In Lightroom Classic synchronization is handled via collections. So, the first step is to add the photos you’d like to have available on your mobile device to a collection in the Collections section of the left panel in the Library module. If you want to create a new collection for this purpose, you can click the plus (+) symbol to the right of the Collections heading on the left panel and choose “Create Collection”.

In the Create Collection dialog you can enter a name for the collection, and adjust any other settings based on your preference for the collection. You can also turn on the “Sync with Lightroom” checkbox, so that synchronization will be enabled for this collection. Click the Create button to create the collection.

If you are working with an existing collection, you can turn synchronization on (or off) at any time. To the left of each collection (but not smart collections or collection sets) you’ll see either an empty box or a double-headed arrow synchronization icon. You can click in the space to the left of a collection name to toggle the synchronization status. The empty box means synchronization is disabled, and the double-headed arrow means synchronization is enabled.

Of course, you also need to add the applicable photos to a collection that has synchronization enabled, so that those photos will be synchronized to the Adobe Creative Cloud.

You can then install the Lightroom mobile app on your mobile device, from either the Apple App Store or the Google Play Store. Sign in with your Adobe Creative Cloud account, and the photos synchronized from your computer will magically appear in a collection in the Lightroom mobile app.

Un-Rejecting Photos


Today’s Question: I have marked lots of images as rejected (X) [in Lightroom Classic] but changed my mind. Now I’d like to batch uncheck rejected (X) those photos. How can I do that?

Tim’s Quick Answer: You can remove the Reject flag in Lightroom Classic with the “U” keyboard shortcut, for “unflag”. If you want to unflag multiple selected photos at one time, just be sure you are in the grid view (not the loupe view) before pressing “U” on the keyboard.

More Detail: The Pick and Reject flags in Lightroom enable you to review photos and make a “yes” or “no” decision about whether each photo is a favorite. You can add a Pick flag by pressing the “P” key, or a Reject flag by pressing the “X” key.
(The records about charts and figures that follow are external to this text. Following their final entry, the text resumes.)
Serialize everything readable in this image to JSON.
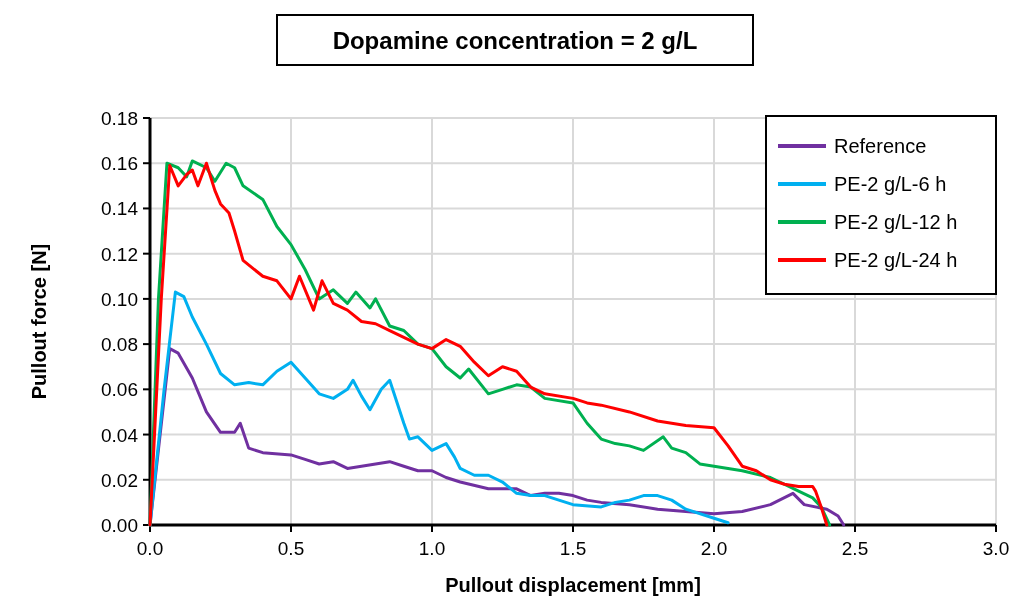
{
  "chart_data": {
    "type": "line",
    "title": "Dopamine concentration = 2 g/L",
    "xlabel": "Pullout displacement [mm]",
    "ylabel": "Pullout force [N]",
    "xlim": [
      0,
      3
    ],
    "xticks": [
      {
        "value": 0,
        "label": "0.0"
      },
      {
        "value": 0.5,
        "label": "0.5"
      },
      {
        "value": 1,
        "label": "1.0"
      },
      {
        "value": 1.5,
        "label": "1.5"
      },
      {
        "value": 2,
        "label": "2.0"
      },
      {
        "value": 2.5,
        "label": "2.5"
      },
      {
        "value": 3,
        "label": "3.0"
      }
    ],
    "ylim": [
      0,
      0.18
    ],
    "yticks": [
      {
        "value": 0,
        "label": "0.00"
      },
      {
        "value": 0.02,
        "label": "0.02"
      },
      {
        "value": 0.04,
        "label": "0.04"
      },
      {
        "value": 0.06,
        "label": "0.06"
      },
      {
        "value": 0.08,
        "label": "0.08"
      },
      {
        "value": 0.1,
        "label": "0.10"
      },
      {
        "value": 0.12,
        "label": "0.12"
      },
      {
        "value": 0.14,
        "label": "0.14"
      },
      {
        "value": 0.16,
        "label": "0.16"
      },
      {
        "value": 0.18,
        "label": "0.18"
      }
    ],
    "grid": true,
    "legend": "top right",
    "marker": "none",
    "line_style": "solid",
    "series": [
      {
        "name": "Reference",
        "color": "#7030a0",
        "x": [
          0,
          0.07,
          0.1,
          0.15,
          0.2,
          0.25,
          0.3,
          0.32,
          0.35,
          0.4,
          0.5,
          0.55,
          0.6,
          0.65,
          0.7,
          0.75,
          0.8,
          0.85,
          0.9,
          0.95,
          1.0,
          1.05,
          1.1,
          1.2,
          1.3,
          1.35,
          1.4,
          1.45,
          1.5,
          1.55,
          1.6,
          1.7,
          1.8,
          1.9,
          2.0,
          2.1,
          2.2,
          2.28,
          2.32,
          2.4,
          2.44,
          2.46
        ],
        "values": [
          0,
          0.078,
          0.076,
          0.065,
          0.05,
          0.041,
          0.041,
          0.045,
          0.034,
          0.032,
          0.031,
          0.029,
          0.027,
          0.028,
          0.025,
          0.026,
          0.027,
          0.028,
          0.026,
          0.024,
          0.024,
          0.021,
          0.019,
          0.016,
          0.016,
          0.013,
          0.014,
          0.014,
          0.013,
          0.011,
          0.01,
          0.009,
          0.007,
          0.006,
          0.005,
          0.006,
          0.009,
          0.014,
          0.009,
          0.007,
          0.004,
          0
        ]
      },
      {
        "name": "PE-2 g/L-6 h",
        "color": "#00b0f0",
        "x": [
          0,
          0.05,
          0.09,
          0.12,
          0.15,
          0.2,
          0.25,
          0.3,
          0.35,
          0.4,
          0.45,
          0.5,
          0.55,
          0.6,
          0.65,
          0.7,
          0.72,
          0.75,
          0.78,
          0.82,
          0.85,
          0.9,
          0.92,
          0.95,
          1.0,
          1.05,
          1.08,
          1.1,
          1.15,
          1.2,
          1.25,
          1.3,
          1.35,
          1.4,
          1.5,
          1.6,
          1.65,
          1.7,
          1.75,
          1.8,
          1.85,
          1.9,
          2.0,
          2.05
        ],
        "values": [
          0,
          0.06,
          0.103,
          0.101,
          0.092,
          0.08,
          0.067,
          0.062,
          0.063,
          0.062,
          0.068,
          0.072,
          0.065,
          0.058,
          0.056,
          0.06,
          0.064,
          0.057,
          0.051,
          0.06,
          0.064,
          0.045,
          0.038,
          0.039,
          0.033,
          0.036,
          0.03,
          0.025,
          0.022,
          0.022,
          0.019,
          0.014,
          0.013,
          0.013,
          0.009,
          0.008,
          0.01,
          0.011,
          0.013,
          0.013,
          0.011,
          0.007,
          0.003,
          0.001
        ]
      },
      {
        "name": "PE-2 g/L-12 h",
        "color": "#00b050",
        "x": [
          0,
          0.03,
          0.06,
          0.1,
          0.13,
          0.15,
          0.2,
          0.23,
          0.27,
          0.3,
          0.33,
          0.4,
          0.45,
          0.5,
          0.55,
          0.6,
          0.65,
          0.7,
          0.73,
          0.78,
          0.8,
          0.85,
          0.9,
          0.95,
          1.0,
          1.05,
          1.1,
          1.13,
          1.2,
          1.25,
          1.3,
          1.35,
          1.4,
          1.5,
          1.55,
          1.6,
          1.65,
          1.7,
          1.75,
          1.82,
          1.85,
          1.9,
          1.95,
          2.0,
          2.1,
          2.2,
          2.3,
          2.35,
          2.38,
          2.41
        ],
        "values": [
          0,
          0.1,
          0.16,
          0.158,
          0.154,
          0.161,
          0.158,
          0.152,
          0.16,
          0.158,
          0.15,
          0.144,
          0.132,
          0.124,
          0.113,
          0.1,
          0.104,
          0.098,
          0.103,
          0.096,
          0.1,
          0.088,
          0.086,
          0.08,
          0.078,
          0.07,
          0.065,
          0.069,
          0.058,
          0.06,
          0.062,
          0.061,
          0.056,
          0.054,
          0.045,
          0.038,
          0.036,
          0.035,
          0.033,
          0.039,
          0.034,
          0.032,
          0.027,
          0.026,
          0.024,
          0.021,
          0.015,
          0.012,
          0.008,
          0
        ]
      },
      {
        "name": "PE-2 g/L-24 h",
        "color": "#ff0000",
        "x": [
          0,
          0.04,
          0.07,
          0.1,
          0.13,
          0.15,
          0.17,
          0.2,
          0.23,
          0.25,
          0.28,
          0.3,
          0.33,
          0.4,
          0.45,
          0.5,
          0.53,
          0.58,
          0.61,
          0.65,
          0.7,
          0.75,
          0.8,
          0.85,
          0.9,
          0.95,
          1.0,
          1.05,
          1.1,
          1.15,
          1.2,
          1.25,
          1.3,
          1.35,
          1.4,
          1.5,
          1.55,
          1.6,
          1.7,
          1.8,
          1.9,
          2.0,
          2.05,
          2.1,
          2.15,
          2.2,
          2.25,
          2.3,
          2.35,
          2.36,
          2.38,
          2.4
        ],
        "values": [
          0,
          0.1,
          0.159,
          0.15,
          0.155,
          0.157,
          0.15,
          0.16,
          0.148,
          0.142,
          0.138,
          0.13,
          0.117,
          0.11,
          0.108,
          0.1,
          0.11,
          0.095,
          0.108,
          0.098,
          0.095,
          0.09,
          0.089,
          0.086,
          0.083,
          0.08,
          0.078,
          0.082,
          0.079,
          0.072,
          0.066,
          0.07,
          0.068,
          0.061,
          0.058,
          0.056,
          0.054,
          0.053,
          0.05,
          0.046,
          0.044,
          0.043,
          0.035,
          0.026,
          0.024,
          0.02,
          0.018,
          0.017,
          0.017,
          0.015,
          0.008,
          0
        ]
      }
    ]
  }
}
If you change your mind and want to remove either flag, you can press “U” to unflag. This will remove either the Pick or Reject flag from the image, as applicable.

If you want to remove a Pick or Reject flag (or otherwise apply metadata updates) for multiple images, I recommend working in the grid view. If you are in the loupe view, even with multiple photos selected, by default only the single image shown in the loupe view will be updated when you use a keyboard shortcut for a metadata change. In the grid view all of the selected photos will be updated when you apply a metadata change.

Because of this behavior, I recommend switching to the grid view (by pressing “G” on the keyboard) before selecting multiple photos. You can then apply the desired change for all selected photos.

Note that I generally recommend using star ratings rather than Pick and Reject flags in Lightroom Classic, because star ratings are standard metadata that can be saved out to the actual image files. Pick and Reject flags can only be included in your Lightroom catalog, not in the metadata for the actual images. I do use Reject flags as an interim step before deleting outtakes, but for managing my photos in terms of “favorite” status, I use star ratings.